Urne chiuse finalmente e apriamo l’uovo. Fra sorprese e polemiche ognuno, in questa vigilia di Pasqua, può cercare di dare una propria interpretazione ai risultati elettorali di questi ultimi giorni. Ognuno può scegliere se correre, in maniera molto sudamericana, verso una contestazione peronista del risultato o ergersi a vittorioso epilogo di una battaglia all’ultimo voto combattuta senza quartiere. Tuttavia il quadro nazionale non muta. Un quadro dove è rappresentata la vera sensazione degli italiani. Una sensazione di cautela, che per pudicizia o senso di rassegnazione, diventa sempre più forte, al di là della responsabilità dimostrata nell’andare a votare. Una prudenza che dimostra l’esistenza di un Paese reale.
Un Paese fatto di emozioni e di sentimenti, di necessità, che devono trovare una risposta in un’azione politica concreta, seria, responsabile, capace di restituire aderenza alla stessa competizione politica, di guardare alle priorità di un Paese in bilico, ad esempio, fra mercati competitivi difficili da penetrare e un sistema finanziario che non agevola la crescita dei capitali di rischio con una riduzione progressiva degli investimenti in attività produttive e, con questa, delle opportunità di lavoro. Così come indicato in una recentissima trasmissione televisiva dall’onorevole Minniti, certamente vi è una superficialità da parte dei partiti nell’attribuirsi un ruolo chiaro, reale, sia in termini di programma che di volontà nel trasformare in obiettivi le aspettative degli italiani. Manca, cioè, a destra come a sinistra, una vera e propria capacità di analisi e di percezione del Paese reale. Di quell’Italia quotidiana che vive le ansie del proprio futuro e che chiede realismo, proposte concrete, soluzioni, risposte immediate e semplici, comprensibili alle domande di sicurezza e di stabilità di una società molto frammentata e ancora democraticamente in crescita. Di quell’Italia reale fatta di gente che lavora fra mille difficoltà e che non crede nelle leadership forti ma vorrebbe una guida credibile, responsabile.

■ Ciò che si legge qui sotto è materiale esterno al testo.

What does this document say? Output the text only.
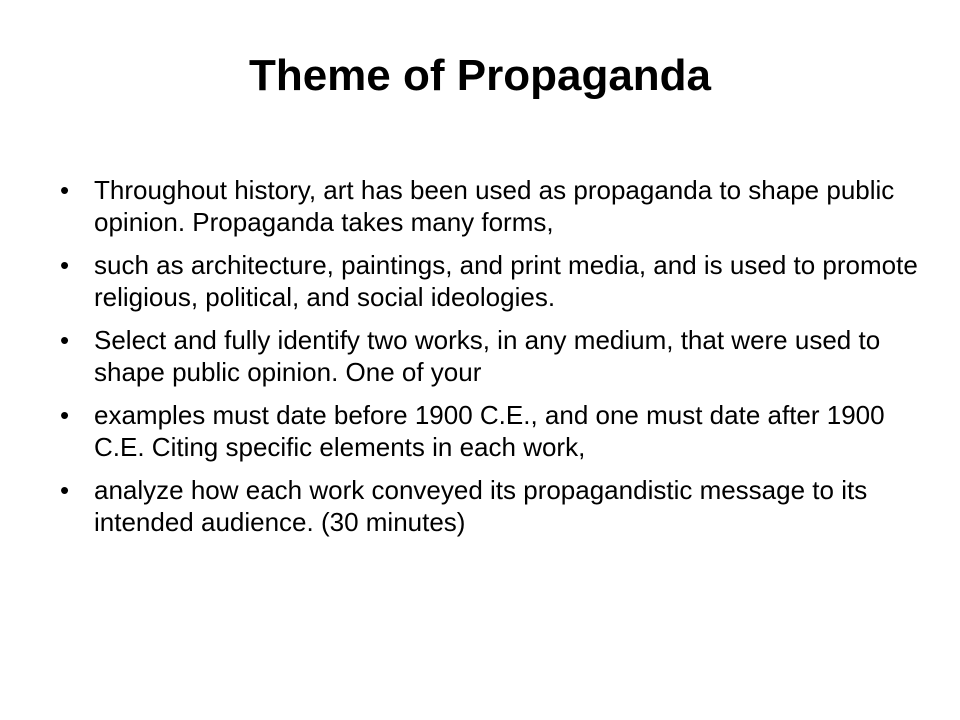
Theme of Propaganda
• Throughout history, art has been used as propaganda to shape public opinion. Propaganda takes many forms,
• such as architecture, paintings, and print media, and is used to promote religious, political, and social ideologies.
• Select and fully identify two works, in any medium, that were used to shape public opinion. One of your
• examples must date before 1900 C.E., and one must date after 1900 C.E. Citing specific elements in each work,
• analyze how each work conveyed its propagandistic message to its intended audience. (30 minutes)
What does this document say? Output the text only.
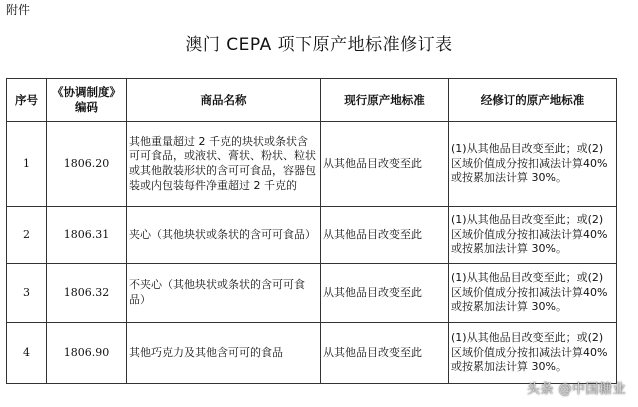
附件
澳门 CEPA 项下原产地标准修订表
序号	《协调制度》编码	商品名称	现行原产地标准	经修订的原产地标准
1	1806.20	其他重量超过 2 千克的块状或条状含可可食品，或液状、膏状、粉状、粒状或其他散装形状的含可可食品，容器包装或内包装每件净重超过 2 千克的	从其他品目改变至此	(1)从其他品目改变至此；或(2)区域价值成分按扣减法计算40%或按累加法计算 30%。
2	1806.31	夹心（其他块状或条状的含可可食品）	从其他品目改变至此	(1)从其他品目改变至此；或(2)区域价值成分按扣减法计算40%或按累加法计算 30%。
3	1806.32	不夹心（其他块状或条状的含可可食品）	从其他品目改变至此	(1)从其他品目改变至此；或(2)区域价值成分按扣减法计算40%或按累加法计算 30%。
4	1806.90	其他巧克力及其他含可可的食品	从其他品目改变至此	(1)从其他品目改变至此；或(2)区域价值成分按扣减法计算40%或按累加法计算 30%。
头条 @中国糖业
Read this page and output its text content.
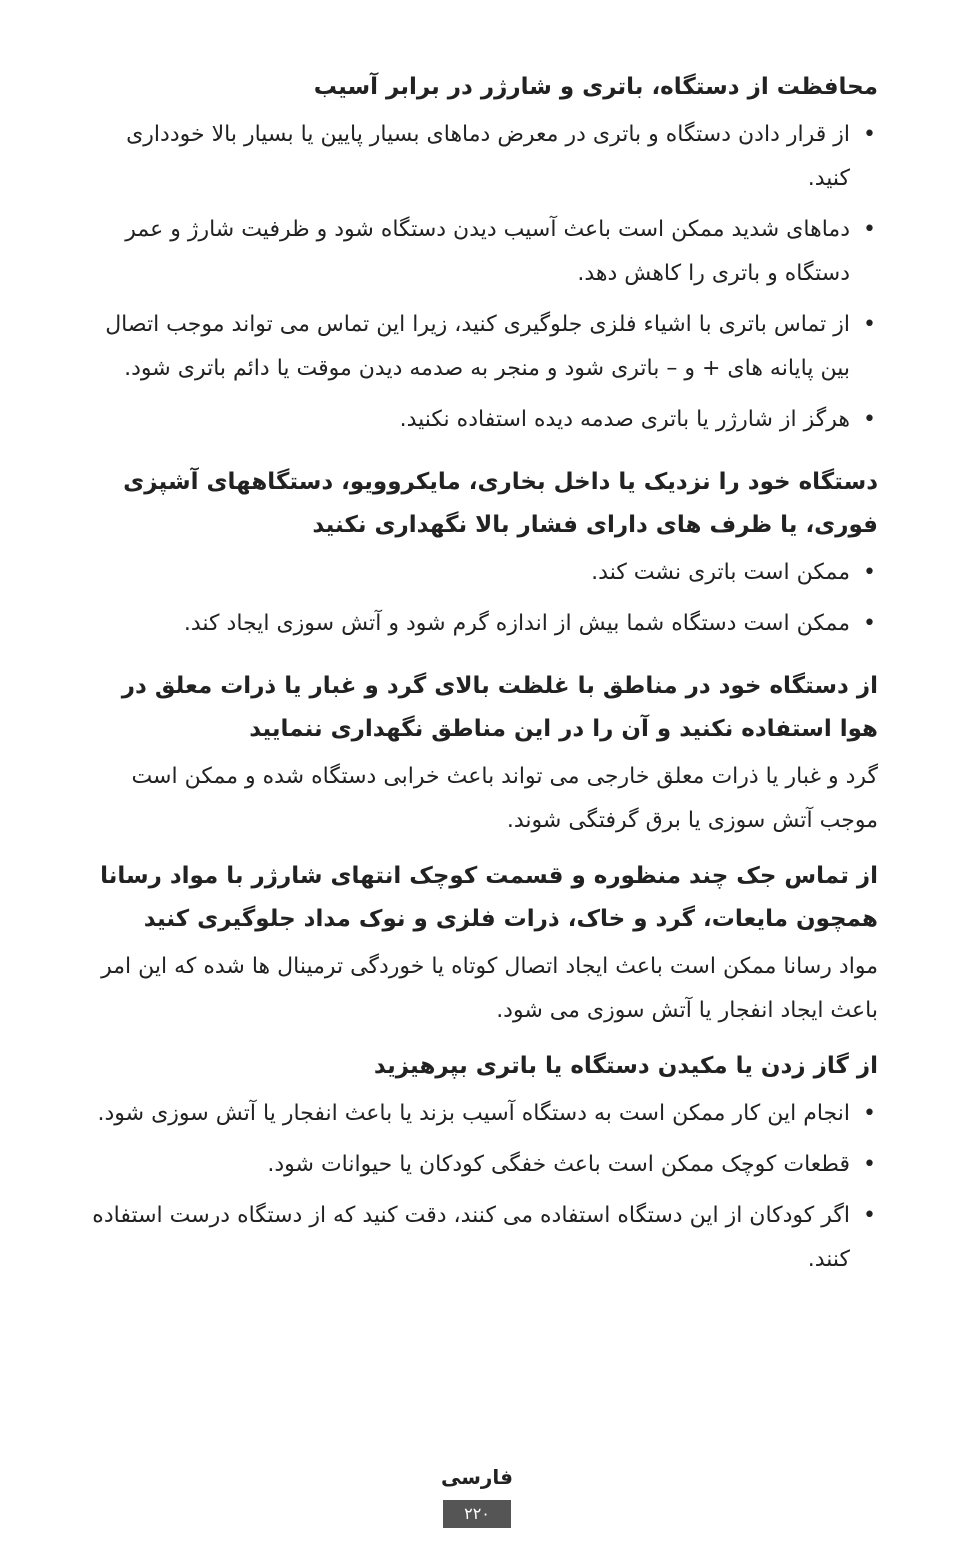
محافظت از دستگاه، باتری و شارژر در برابر آسیب
•
از قرار دادن دستگاه و باتری در معرض دماهای بسیار پایین یا بسیار بالا خودداری کنید.
•
دماهای شدید ممکن است باعث آسیب دیدن دستگاه شود و ظرفیت شارژ و عمر دستگاه و باتری را کاهش دهد.
•
از تماس باتری با اشیاء فلزی جلوگیری کنید، زیرا این تماس می تواند موجب اتصال بین پایانه های + و – باتری شود و منجر به صدمه دیدن موقت یا دائم باتری شود.
•
هرگز از شارژر یا باتری صدمه دیده استفاده نکنید.
دستگاه خود را نزدیک یا داخل بخاری، مایکروویو، دستگاههای آشپزی فوری، یا ظرف های دارای فشار بالا نگهداری نکنید
•
ممکن است باتری نشت کند.
•
ممکن است دستگاه شما بیش از اندازه گرم شود و آتش سوزی ایجاد کند.
از دستگاه خود در مناطق با غلظت بالای گرد و غبار یا ذرات معلق در هوا استفاده نکنید و آن را در این مناطق نگهداری ننمایید

گرد و غبار یا ذرات معلق خارجی می تواند باعث خرابی دستگاه شده و ممکن است موجب آتش سوزی یا برق گرفتگی شوند.

از تماس جک چند منظوره و قسمت کوچک انتهای شارژر با مواد رسانا همچون مایعات، گرد و خاک، ذرات فلزی و نوک مداد جلوگیری کنید

مواد رسانا ممکن است باعث ایجاد اتصال کوتاه یا خوردگی ترمینال ها شده که این امر باعث ایجاد انفجار یا آتش سوزی می شود.

از گاز زدن یا مکیدن دستگاه یا باتری بپرهیزید
•
انجام این کار ممکن است به دستگاه آسیب بزند یا باعث انفجار یا آتش سوزی شود.
•
قطعات کوچک ممکن است باعث خفگی کودکان یا حیوانات شود.
•
اگر کودکان از این دستگاه استفاده می کنند، دقت کنید که از دستگاه درست استفاده کنند.
فارسی
۲۲۰
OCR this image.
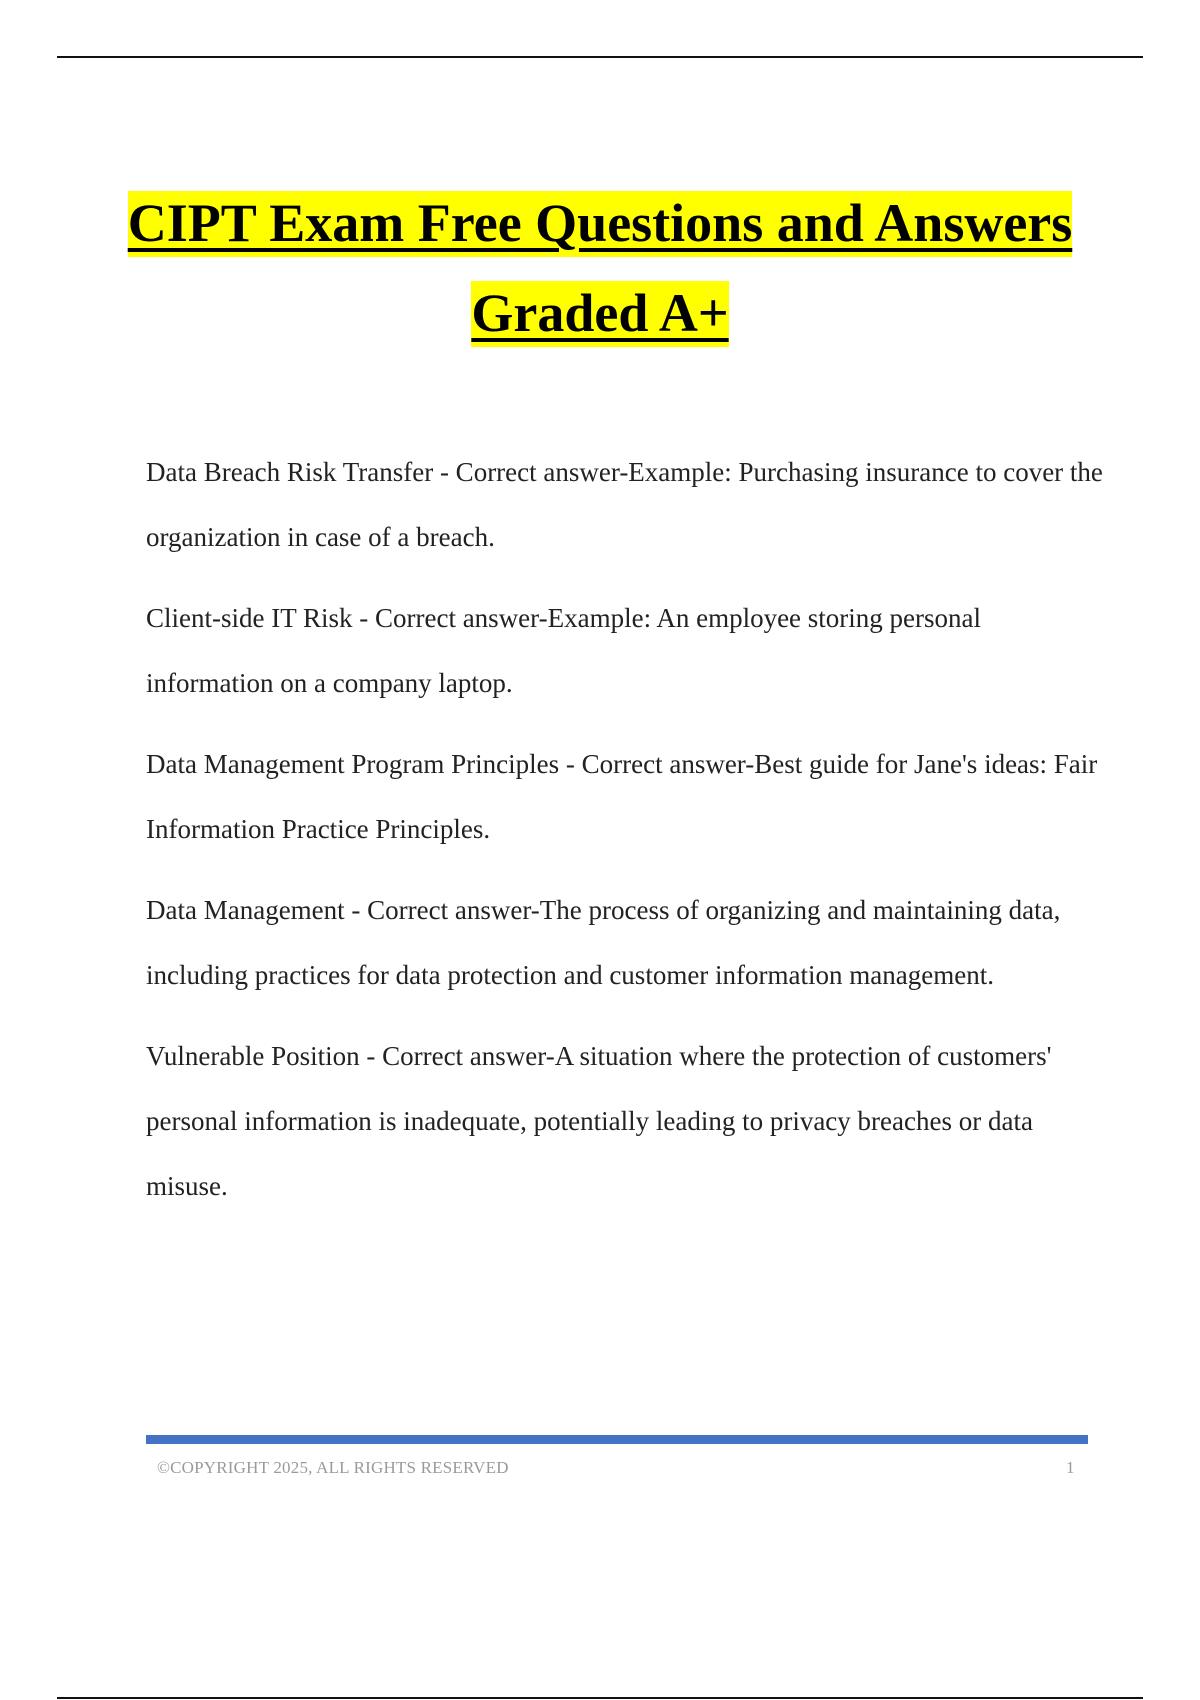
CIPT Exam Free Questions and Answers
Graded A+

Data Breach Risk Transfer - Correct answer-Example: Purchasing insurance to cover the organization in case of a breach.

Client-side IT Risk - Correct answer-Example: An employee storing personal information on a company laptop.

Data Management Program Principles - Correct answer-Best guide for Jane's ideas: Fair Information Practice Principles.

Data Management - Correct answer-The process of organizing and maintaining data, including practices for data protection and customer information management.

Vulnerable Position - Correct answer-A situation where the protection of customers' personal information is inadequate, potentially leading to privacy breaches or data misuse.

©COPYRIGHT 2025, ALL RIGHTS RESERVED	1
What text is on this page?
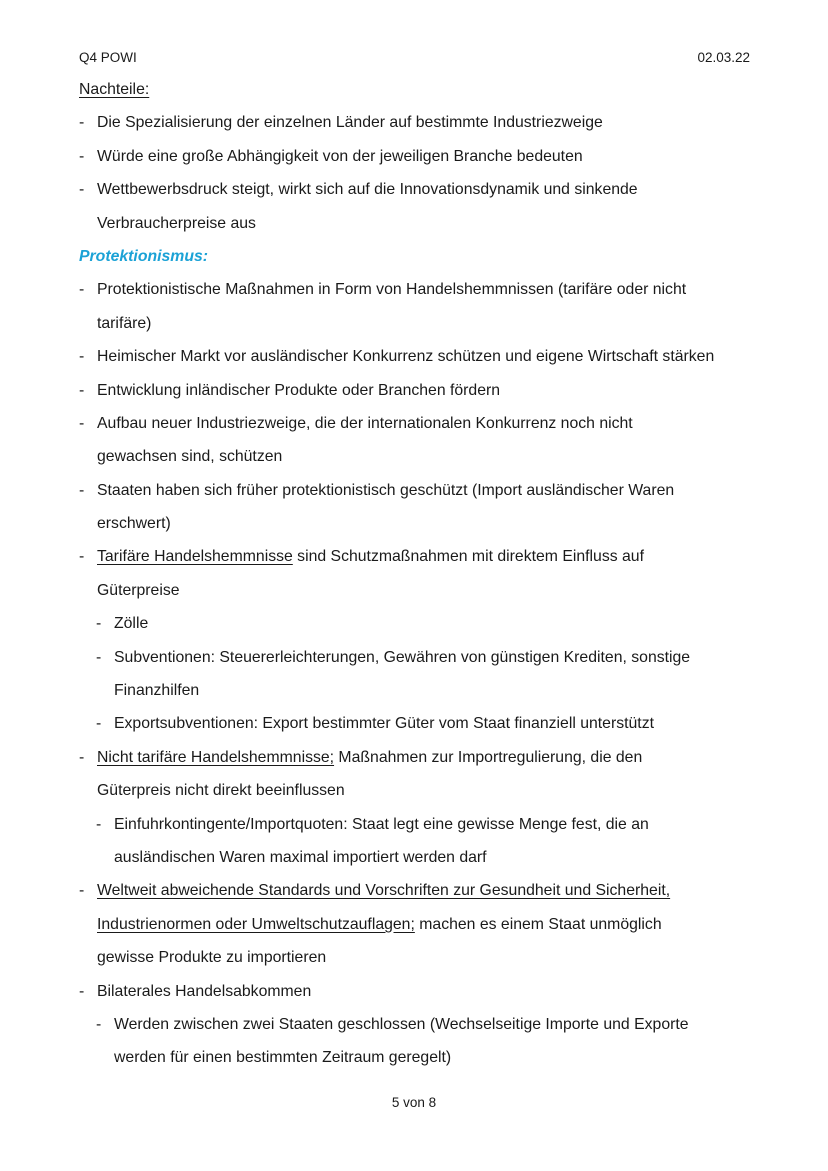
Q4 POWI	02.03.22
Nachteile:
- Die Spezialisierung der einzelnen Länder auf bestimmte Industriezweige
- Würde eine große Abhängigkeit von der jeweiligen Branche bedeuten
- Wettbewerbsdruck steigt, wirkt sich auf die Innovationsdynamik und sinkende
Verbraucherpreise aus
Protektionismus:
- Protektionistische Maßnahmen in Form von Handelshemmnissen (tarifäre oder nicht
tarifäre)
- Heimischer Markt vor ausländischer Konkurrenz schützen und eigene Wirtschaft stärken
- Entwicklung inländischer Produkte oder Branchen fördern
- Aufbau neuer Industriezweige, die der internationalen Konkurrenz noch nicht
gewachsen sind, schützen
- Staaten haben sich früher protektionistisch geschützt (Import ausländischer Waren
erschwert)
- Tarifäre Handelshemmnisse sind Schutzmaßnahmen mit direktem Einfluss auf
Güterpreise
- Zölle
- Subventionen: Steuererleichterungen, Gewähren von günstigen Krediten, sonstige
Finanzhilfen
- Exportsubventionen: Export bestimmter Güter vom Staat finanziell unterstützt
- Nicht tarifäre Handelshemmnisse; Maßnahmen zur Importregulierung, die den
Güterpreis nicht direkt beeinflussen
- Einfuhrkontingente/Importquoten: Staat legt eine gewisse Menge fest, die an
ausländischen Waren maximal importiert werden darf
- Weltweit abweichende Standards und Vorschriften zur Gesundheit und Sicherheit,
Industrienormen oder Umweltschutzauflagen; machen es einem Staat unmöglich
gewisse Produkte zu importieren
- Bilaterales Handelsabkommen
- Werden zwischen zwei Staaten geschlossen (Wechselseitige Importe und Exporte
werden für einen bestimmten Zeitraum geregelt)
5 von 8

C’è un Paese reale che nell’incertezza del meno peggio si è diviso in due, che si confronta su una linea grigia che rende sempre più sottile il confine fra gli estremi e che guarda ai due schieramenti, molto eterogenei in verità, sempre con maggiore prudenza. E’ questo il significato da attribuire ad una vittoria sul filo e ad una sconfitta ai centesimi. Non ci sono, e non ci possono essere, altre spiegazioni o analisi accademicamente corrette per capire la semplicità di un messaggio così chiaro uscito al di fuori dell’urna pre-pasquale. Al pensiero di un elettorato che guarda oggi al dover vivere, ed essere testimone, di un periodo interlocutorio della storia del Paese.
Una transizione confusa verso un futuro dal quale ci si aspetta una qualità della politica, e dei politici, che si dimostrino veri testimoni di una democrazia matura.
Una classe politica protagonista di un Paese reale e non attrice di nuove fiabe post-elettorali da segreterie politiche costruite sui sogni di alcuni e non sulla quotidianità del Paese.
Un’Italia che merita di più, molto di più, per storia, cultura e capacità di inventiva e per valori democratici difesi in passato e di cui ancora oggi, a quanto pare, si è fatto poco tesoro.